Independence passes Measure 37 ordinance

Law helps city cope with ballot measure

INDEPENDENCE -- City leaders passed an ordinance last week that outlines how Measure 37 claims in Independence will be processed.

The controversial land-use statute officially goes into effect Thursday, Dec. 2.

The law will require governments to reimburse property owners who can prove that imposed regulations have negatively impacted the fair market value of their land.

Governments will also have the option of waiving or modifying their own zoning or other restrictions in lieu of payment. The law allows 180 days to resolve the matter before a claimant can file a suit.

A few of the city council members present at last week's meeting made no effort to hide their disdain or unease for the measure because of the possible financial and planning implications it could have on communities and the state.

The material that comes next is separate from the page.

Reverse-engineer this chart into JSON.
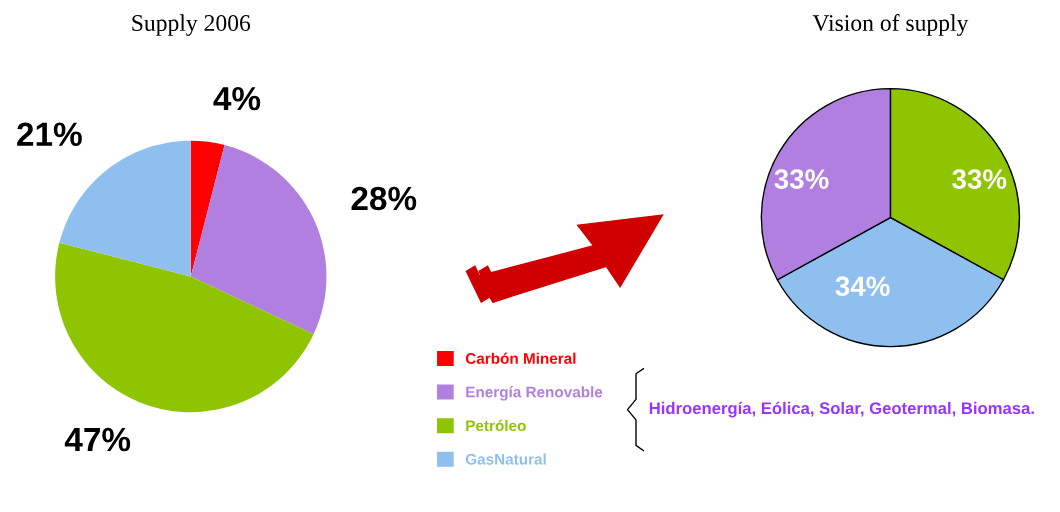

"The fact is it's a stupid law," Councilor Bob Archer said. "But we'll still have to take the proper steps and follow the rules."

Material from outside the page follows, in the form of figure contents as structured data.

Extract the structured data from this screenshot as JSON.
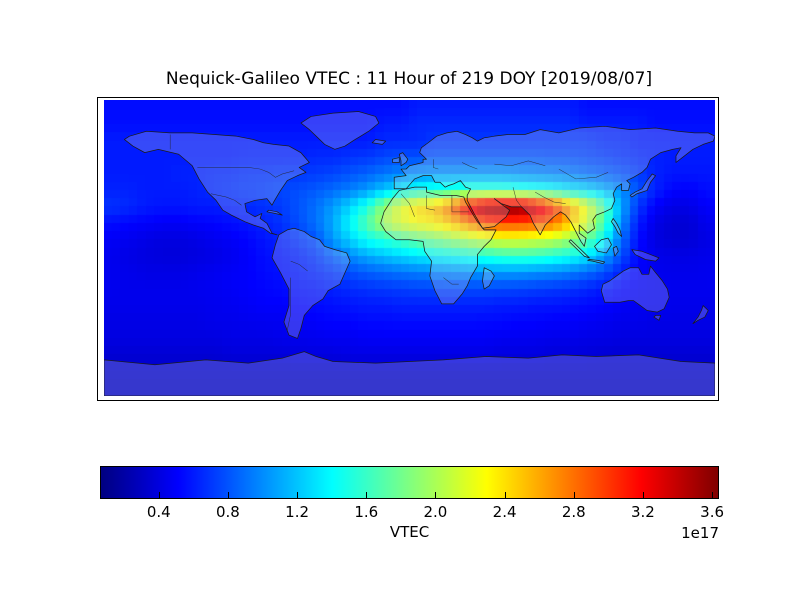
{
  "chart_data": {
    "type": "heatmap",
    "title": "Nequick-Galileo VTEC : 11 Hour of 219 DOY [2019/08/07]",
    "projection": "equirectangular",
    "x": {
      "label": "",
      "range": [
        -180,
        180
      ],
      "units": "degrees longitude"
    },
    "y": {
      "label": "",
      "range": [
        -90,
        90
      ],
      "units": "degrees latitude"
    },
    "legend_position": "bottom-colorbar",
    "grid_lines": false,
    "colorbar": {
      "label": "VTEC",
      "offset_text": "1e17",
      "colormap": "jet",
      "vmin": 0.06,
      "vmax": 3.64,
      "ticks": [
        0.4,
        0.8,
        1.2,
        1.6,
        2.0,
        2.4,
        2.8,
        3.2,
        3.6
      ],
      "tick_decimals": 1
    },
    "grid": {
      "units": "1e17",
      "lon_start": -180,
      "lon_step": 10,
      "lat_start": 90,
      "lat_step": -10,
      "values": [
        [
          0.55,
          0.55,
          0.55,
          0.55,
          0.55,
          0.55,
          0.55,
          0.55,
          0.55,
          0.55,
          0.55,
          0.55,
          0.55,
          0.55,
          0.55,
          0.55,
          0.55,
          0.55,
          0.6,
          0.6,
          0.6,
          0.6,
          0.6,
          0.6,
          0.6,
          0.6,
          0.6,
          0.6,
          0.55,
          0.55,
          0.55,
          0.55,
          0.55,
          0.55,
          0.55,
          0.55
        ],
        [
          0.55,
          0.55,
          0.55,
          0.55,
          0.55,
          0.55,
          0.55,
          0.55,
          0.55,
          0.55,
          0.55,
          0.55,
          0.55,
          0.55,
          0.55,
          0.55,
          0.6,
          0.6,
          0.65,
          0.65,
          0.65,
          0.65,
          0.65,
          0.65,
          0.65,
          0.65,
          0.65,
          0.65,
          0.6,
          0.6,
          0.6,
          0.6,
          0.55,
          0.55,
          0.55,
          0.55
        ],
        [
          0.6,
          0.6,
          0.6,
          0.6,
          0.6,
          0.6,
          0.6,
          0.6,
          0.6,
          0.6,
          0.6,
          0.6,
          0.6,
          0.6,
          0.6,
          0.6,
          0.65,
          0.65,
          0.65,
          0.7,
          0.7,
          0.7,
          0.7,
          0.7,
          0.7,
          0.7,
          0.7,
          0.7,
          0.7,
          0.65,
          0.65,
          0.6,
          0.6,
          0.6,
          0.6,
          0.6
        ],
        [
          0.6,
          0.6,
          0.6,
          0.6,
          0.6,
          0.6,
          0.6,
          0.6,
          0.62,
          0.62,
          0.62,
          0.62,
          0.65,
          0.65,
          0.68,
          0.7,
          0.75,
          0.78,
          0.78,
          0.8,
          0.8,
          0.8,
          0.8,
          0.8,
          0.8,
          0.8,
          0.78,
          0.78,
          0.75,
          0.72,
          0.68,
          0.65,
          0.62,
          0.6,
          0.6,
          0.6
        ],
        [
          0.6,
          0.6,
          0.6,
          0.6,
          0.62,
          0.62,
          0.65,
          0.65,
          0.68,
          0.68,
          0.7,
          0.7,
          0.72,
          0.75,
          0.8,
          0.85,
          0.92,
          0.98,
          1.02,
          1.05,
          1.05,
          1.05,
          1.05,
          1.05,
          1.02,
          1.0,
          0.98,
          0.95,
          0.9,
          0.85,
          0.8,
          0.72,
          0.62,
          0.58,
          0.58,
          0.58
        ],
        [
          0.62,
          0.62,
          0.6,
          0.6,
          0.6,
          0.62,
          0.65,
          0.68,
          0.7,
          0.72,
          0.75,
          0.78,
          0.82,
          0.88,
          0.95,
          1.05,
          1.2,
          1.35,
          1.45,
          1.5,
          1.55,
          1.6,
          1.6,
          1.6,
          1.55,
          1.5,
          1.45,
          1.35,
          1.28,
          1.15,
          1.0,
          0.8,
          0.62,
          0.52,
          0.5,
          0.55
        ],
        [
          0.68,
          0.65,
          0.6,
          0.58,
          0.58,
          0.6,
          0.6,
          0.62,
          0.65,
          0.68,
          0.72,
          0.8,
          0.9,
          1.05,
          1.25,
          1.5,
          1.9,
          2.2,
          2.4,
          2.5,
          2.8,
          3.3,
          3.55,
          3.6,
          3.6,
          3.4,
          3.05,
          2.6,
          2.2,
          1.7,
          1.1,
          0.7,
          0.5,
          0.42,
          0.42,
          0.5
        ],
        [
          0.55,
          0.52,
          0.5,
          0.48,
          0.48,
          0.5,
          0.52,
          0.55,
          0.58,
          0.62,
          0.68,
          0.78,
          0.9,
          1.1,
          1.4,
          1.7,
          2.0,
          2.2,
          2.3,
          2.35,
          2.5,
          2.7,
          2.9,
          2.95,
          2.95,
          2.9,
          2.8,
          2.5,
          2.15,
          1.65,
          1.0,
          0.6,
          0.42,
          0.36,
          0.36,
          0.45
        ],
        [
          0.48,
          0.45,
          0.42,
          0.4,
          0.4,
          0.42,
          0.45,
          0.48,
          0.52,
          0.58,
          0.62,
          0.7,
          0.8,
          1.05,
          1.25,
          1.45,
          1.55,
          1.65,
          1.75,
          1.85,
          1.95,
          2.05,
          2.15,
          2.2,
          2.2,
          2.15,
          2.1,
          1.95,
          1.75,
          1.4,
          0.9,
          0.55,
          0.4,
          0.36,
          0.36,
          0.42
        ],
        [
          0.45,
          0.42,
          0.4,
          0.38,
          0.38,
          0.4,
          0.42,
          0.45,
          0.5,
          0.55,
          0.58,
          0.62,
          0.7,
          0.85,
          0.98,
          1.1,
          1.18,
          1.25,
          1.32,
          1.38,
          1.42,
          1.48,
          1.52,
          1.58,
          1.6,
          1.58,
          1.52,
          1.45,
          1.32,
          1.08,
          0.78,
          0.52,
          0.44,
          0.42,
          0.42,
          0.44
        ],
        [
          0.45,
          0.44,
          0.42,
          0.42,
          0.42,
          0.44,
          0.46,
          0.48,
          0.5,
          0.54,
          0.56,
          0.6,
          0.64,
          0.7,
          0.78,
          0.84,
          0.88,
          0.92,
          0.95,
          0.98,
          1.0,
          1.02,
          1.05,
          1.05,
          1.05,
          1.02,
          1.0,
          0.95,
          0.88,
          0.78,
          0.62,
          0.5,
          0.45,
          0.44,
          0.44,
          0.45
        ],
        [
          0.45,
          0.44,
          0.44,
          0.44,
          0.44,
          0.45,
          0.46,
          0.48,
          0.5,
          0.52,
          0.54,
          0.56,
          0.58,
          0.62,
          0.65,
          0.68,
          0.7,
          0.72,
          0.74,
          0.75,
          0.76,
          0.76,
          0.76,
          0.75,
          0.74,
          0.72,
          0.7,
          0.68,
          0.64,
          0.58,
          0.52,
          0.48,
          0.46,
          0.45,
          0.45,
          0.45
        ],
        [
          0.44,
          0.44,
          0.44,
          0.44,
          0.44,
          0.44,
          0.45,
          0.46,
          0.48,
          0.5,
          0.5,
          0.52,
          0.54,
          0.56,
          0.58,
          0.6,
          0.6,
          0.62,
          0.62,
          0.62,
          0.62,
          0.62,
          0.62,
          0.6,
          0.6,
          0.58,
          0.58,
          0.56,
          0.54,
          0.52,
          0.48,
          0.46,
          0.45,
          0.44,
          0.44,
          0.44
        ],
        [
          0.42,
          0.42,
          0.42,
          0.42,
          0.42,
          0.42,
          0.44,
          0.44,
          0.45,
          0.46,
          0.46,
          0.48,
          0.5,
          0.52,
          0.52,
          0.54,
          0.54,
          0.55,
          0.55,
          0.55,
          0.55,
          0.55,
          0.54,
          0.54,
          0.52,
          0.52,
          0.5,
          0.5,
          0.48,
          0.46,
          0.44,
          0.44,
          0.42,
          0.42,
          0.42,
          0.42
        ],
        [
          0.4,
          0.4,
          0.4,
          0.4,
          0.4,
          0.4,
          0.4,
          0.42,
          0.42,
          0.42,
          0.44,
          0.44,
          0.45,
          0.46,
          0.46,
          0.48,
          0.48,
          0.48,
          0.48,
          0.48,
          0.48,
          0.48,
          0.48,
          0.46,
          0.46,
          0.45,
          0.44,
          0.44,
          0.42,
          0.42,
          0.4,
          0.4,
          0.4,
          0.4,
          0.4,
          0.4
        ],
        [
          0.36,
          0.36,
          0.36,
          0.36,
          0.36,
          0.36,
          0.36,
          0.38,
          0.38,
          0.38,
          0.38,
          0.4,
          0.4,
          0.4,
          0.42,
          0.42,
          0.42,
          0.42,
          0.42,
          0.42,
          0.42,
          0.42,
          0.42,
          0.4,
          0.4,
          0.4,
          0.38,
          0.38,
          0.38,
          0.36,
          0.36,
          0.36,
          0.36,
          0.36,
          0.36,
          0.36
        ],
        [
          0.32,
          0.32,
          0.32,
          0.32,
          0.32,
          0.32,
          0.32,
          0.32,
          0.32,
          0.32,
          0.32,
          0.32,
          0.32,
          0.32,
          0.32,
          0.32,
          0.32,
          0.32,
          0.32,
          0.32,
          0.32,
          0.32,
          0.32,
          0.32,
          0.32,
          0.32,
          0.32,
          0.32,
          0.32,
          0.32,
          0.32,
          0.32,
          0.32,
          0.32,
          0.32,
          0.32
        ],
        [
          0.3,
          0.3,
          0.3,
          0.3,
          0.3,
          0.3,
          0.3,
          0.3,
          0.3,
          0.3,
          0.3,
          0.3,
          0.3,
          0.3,
          0.3,
          0.3,
          0.3,
          0.3,
          0.3,
          0.3,
          0.3,
          0.3,
          0.3,
          0.3,
          0.3,
          0.3,
          0.3,
          0.3,
          0.3,
          0.3,
          0.3,
          0.3,
          0.3,
          0.3,
          0.3,
          0.3
        ]
      ]
    },
    "colors": {
      "background": "#ffffff",
      "frame": "#000000",
      "coastline": "#1c1c1c",
      "border_lines": "#222222",
      "land_fill": "rgba(215,218,232,0.25)"
    }
  }
}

Independence's process follows closely a model ordinance drafted by the League of Oregon Cities earlier this month. Among the requirements to file a Measure 37 claim, individuals must provide:

♦ The name, addresses and telephone numbers of all owners, and anyone with interest in the property, including lien holders, trustees and renters. They must also submit a description of ownership interest for each.

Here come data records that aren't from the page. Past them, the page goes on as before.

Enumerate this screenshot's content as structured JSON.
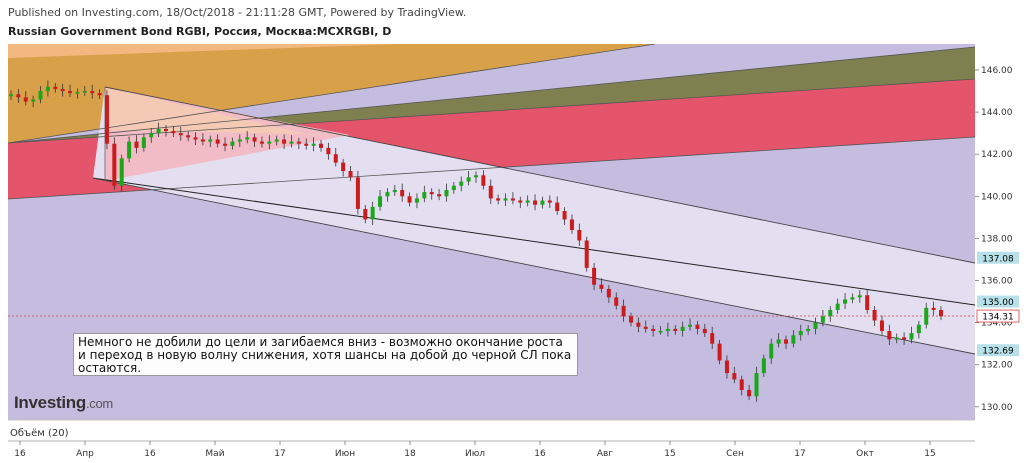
{
  "header": {
    "published": "Published on Investing.com, 18/Oct/2018 - 21:11:28 GMT, Powered by TradingView.",
    "symbol": "Russian Government Bond RGBI, Россия, Москва:MCXRGBI, D"
  },
  "annotation": "Немного не добили до цели и загибаемся вниз - возможно окончание роста и переход в новую волну снижения, хотя шансы на добой до черной СЛ пока остаются.",
  "logo": {
    "main": "Investing",
    "suffix": ".com"
  },
  "volume_label": "Объём (20)",
  "colors": {
    "up": "#1aa71a",
    "down": "#cc1b1b",
    "accent_line": "#d94040",
    "lavender": "#c5bde0",
    "salmon": "#e4546a",
    "olive": "#7f8050",
    "gold": "#d8a048",
    "badge": "#b7e0e8"
  },
  "chart_data": {
    "type": "candlestick",
    "y_axis": {
      "range": [
        129,
        147.5
      ],
      "ticks": [
        130,
        132,
        134,
        136,
        138,
        140,
        142,
        144,
        146
      ],
      "tick_labels": [
        "130.00",
        "132.00",
        "134.00",
        "136.00",
        "138.00",
        "140.00",
        "142.00",
        "144.00",
        "146.00"
      ]
    },
    "x_axis": {
      "labels": [
        "16",
        "Апр",
        "16",
        "Май",
        "17",
        "Июн",
        "18",
        "Июл",
        "16",
        "Авг",
        "15",
        "Сен",
        "17",
        "Окт",
        "15"
      ]
    },
    "price_labels": [
      {
        "value": 137.08,
        "text": "137.08"
      },
      {
        "value": 135.0,
        "text": "135.00"
      },
      {
        "value": 134.31,
        "text": "134.31",
        "current": true
      },
      {
        "value": 132.69,
        "text": "132.69"
      }
    ],
    "closes": [
      144.85,
      144.7,
      144.5,
      144.6,
      145.0,
      145.2,
      145.1,
      145.0,
      144.9,
      144.95,
      145.0,
      144.9,
      144.8,
      142.5,
      140.5,
      141.8,
      142.6,
      142.3,
      142.8,
      143.0,
      143.2,
      143.1,
      143.0,
      142.9,
      142.8,
      142.7,
      142.6,
      142.7,
      142.5,
      142.4,
      142.6,
      142.7,
      142.8,
      142.6,
      142.5,
      142.6,
      142.7,
      142.5,
      142.6,
      142.5,
      142.4,
      142.5,
      142.3,
      142.0,
      141.6,
      141.2,
      140.9,
      139.4,
      138.9,
      139.5,
      140.0,
      140.2,
      140.3,
      140.0,
      139.7,
      139.9,
      140.2,
      140.1,
      140.0,
      140.3,
      140.5,
      140.7,
      140.9,
      141.0,
      140.5,
      139.9,
      139.8,
      139.9,
      139.8,
      139.7,
      139.8,
      139.6,
      139.8,
      139.7,
      139.3,
      138.9,
      138.4,
      137.9,
      136.6,
      135.8,
      135.6,
      135.2,
      134.8,
      134.3,
      134.0,
      133.8,
      133.7,
      133.6,
      133.6,
      133.7,
      133.6,
      133.8,
      133.9,
      133.7,
      133.5,
      133.0,
      132.2,
      131.6,
      131.3,
      130.8,
      130.5,
      131.6,
      132.3,
      133.0,
      133.2,
      133.0,
      133.4,
      133.6,
      133.7,
      134.0,
      134.3,
      134.6,
      134.9,
      135.1,
      135.2,
      135.3,
      134.6,
      134.1,
      133.6,
      133.2,
      133.3,
      133.2,
      133.5,
      133.9,
      134.7,
      134.6,
      134.3
    ]
  }
}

♦ The address, tax lot, and legal description of the real property that is the subject of the claim, along with documentation that shows ownership and purchase date.

The amount of the claim, based on the alleged reduction in real property value, supported by a licensed and state-approved appraiser.

♦ A certified list of all current property owners within 300 feet of the claimant's property.

Claims will be declared valid, denied or be investigated further by the city manager, who will forward a recommendation to the council.

Before taking action, the council will hold public hearing to give adjacent homeowners, neighbors and others the opportunity for comment.

Rich Rodeman, legal counsel for Independence, said the council could exercise one of two options based on that public input:

Paying compensation to the property owner and preventing an unwanted development or returning the regulations to whatever they originally were when the person first purchased the land.

"Neighbors can say thanks to the city for protecting their property rights," Rodeman said, "or we can say thanks to them for participating in the process, then waive the application of zoning ordinances because we don't have $100,000 to pay."

Individuals will be required to reimburse the city -- following final action on the matter -- for processing a claim, including staff and legal costs.

Rodeman said the neighbors of a claimant who plans to develop on his property under the original restrictions are not without rights.

For example, a person living in a subdivision can take a claimant to court under nuisance law if the claimant is developing land for heavy industrial use that would impact adjacent homeowners.

Independence has not received any claims. Rodeman said he believes within the city, cases were more likely to involve wetland or natural areas than residential neighborhoods.

Mayor John McArdle said the county would probably see a bigger impact than individual towns. He added there could, however, still be challenges for local services such as law enforcement if an emergency occurs just outside the city limits.

"The county sheriff is hard pressed to provide the services they already do, and there may be a dilemma where somebody calls and says, 'I need a cop,'" he said. "Our officers may have to go by a case-by-case basis."